By RODNEY HART
Herald-Whig Staff Writer
The Quincy Police Department will be getting assistance from the FBI to help probe an alleged Web site hack, but no timetable for the investigation has been set.
Quincy Police Chief Rob Copley said last month a city-hosted Web site had a work e-mail address altered, which led the Police Department to ask the FBI for assistance in investigating the matter.
Jim Murphy, director of the city's Information Technology Department, filed a police report in early October stating that the Quincy United Soccer Club site had been accessed without authority and information had been "altered."

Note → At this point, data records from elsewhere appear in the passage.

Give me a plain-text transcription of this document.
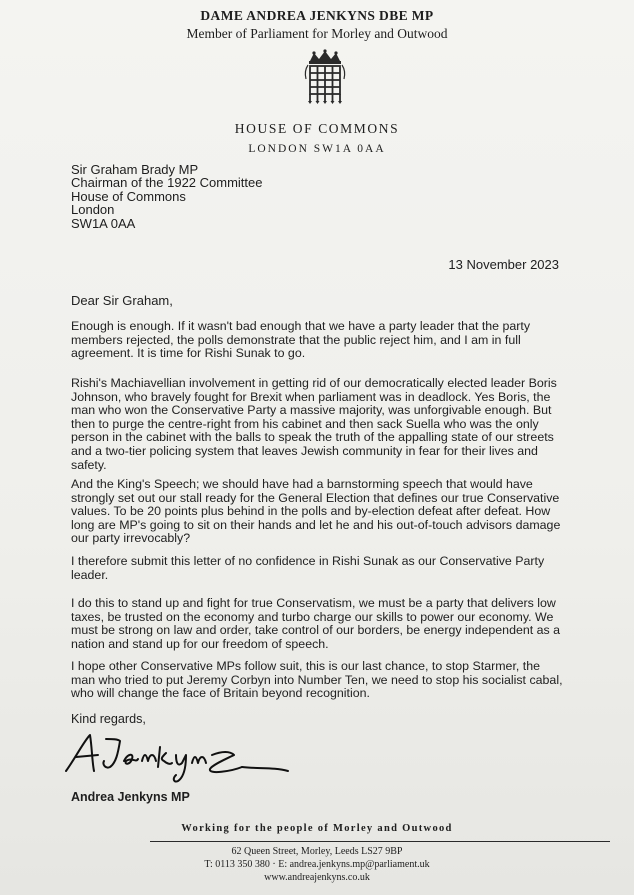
DAME ANDREA JENKYNS DBE MP
Member of Parliament for Morley and Outwood
HOUSE OF COMMONS
LONDON SW1A 0AA
Sir Graham Brady MP
Chairman of the 1922 Committee
House of Commons
London
SW1A 0AA
13 November 2023
Dear Sir Graham,
Enough is enough. If it wasn't bad enough that we have a party leader that the party members rejected, the polls demonstrate that the public reject him, and I am in full agreement. It is time for Rishi Sunak to go.
Rishi's Machiavellian involvement in getting rid of our democratically elected leader Boris Johnson, who bravely fought for Brexit when parliament was in deadlock. Yes Boris, the man who won the Conservative Party a massive majority, was unforgivable enough. But then to purge the centre-right from his cabinet and then sack Suella who was the only person in the cabinet with the balls to speak the truth of the appalling state of our streets and a two-tier policing system that leaves Jewish community in fear for their lives and safety.
And the King's Speech; we should have had a barnstorming speech that would have strongly set out our stall ready for the General Election that defines our true Conservative values. To be 20 points plus behind in the polls and by-election defeat after defeat. How long are MP's going to sit on their hands and let he and his out-of-touch advisors damage our party irrevocably?
I therefore submit this letter of no confidence in Rishi Sunak as our Conservative Party leader.
I do this to stand up and fight for true Conservatism, we must be a party that delivers low taxes, be trusted on the economy and turbo charge our skills to power our economy. We must be strong on law and order, take control of our borders, be energy independent as a nation and stand up for our freedom of speech.
I hope other Conservative MPs follow suit, this is our last chance, to stop Starmer, the man who tried to put Jeremy Corbyn into Number Ten, we need to stop his socialist cabal, who will change the face of Britain beyond recognition.
Kind regards,
Andrea Jenkyns MP
Working for the people of Morley and Outwood
62 Queen Street, Morley, Leeds LS27 9BP
T: 0113 350 380 · E: andrea.jenkyns.mp@parliament.uk
www.andreajenkyns.co.uk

Copley said an agent at the FBI office in Springfield who was contacted earlier this week indicated that assistance would be offered. A number of federal agencies could help, but the FBI did not say what task forces or groups could potentially be involved.
Copley said there was no timetable on when the FBI would begin helping.
"We are asking for help because we don't have the resources locally to deal with the intrusion, nor does the state, to our knowledge, so we've gone to the federal level," he said.
Copley said Murphy stated the "intrusion" took place on more than one occasion between mid-July and mid-September. Murphy said his contact information on the Quincy United Soccer Club site was changed to his city e-mail address.
Quincy United is a nonprofit group of traveling soccer teams. The city permits state-approved nonprofit groups to use the city's server as a Web site host free of charge.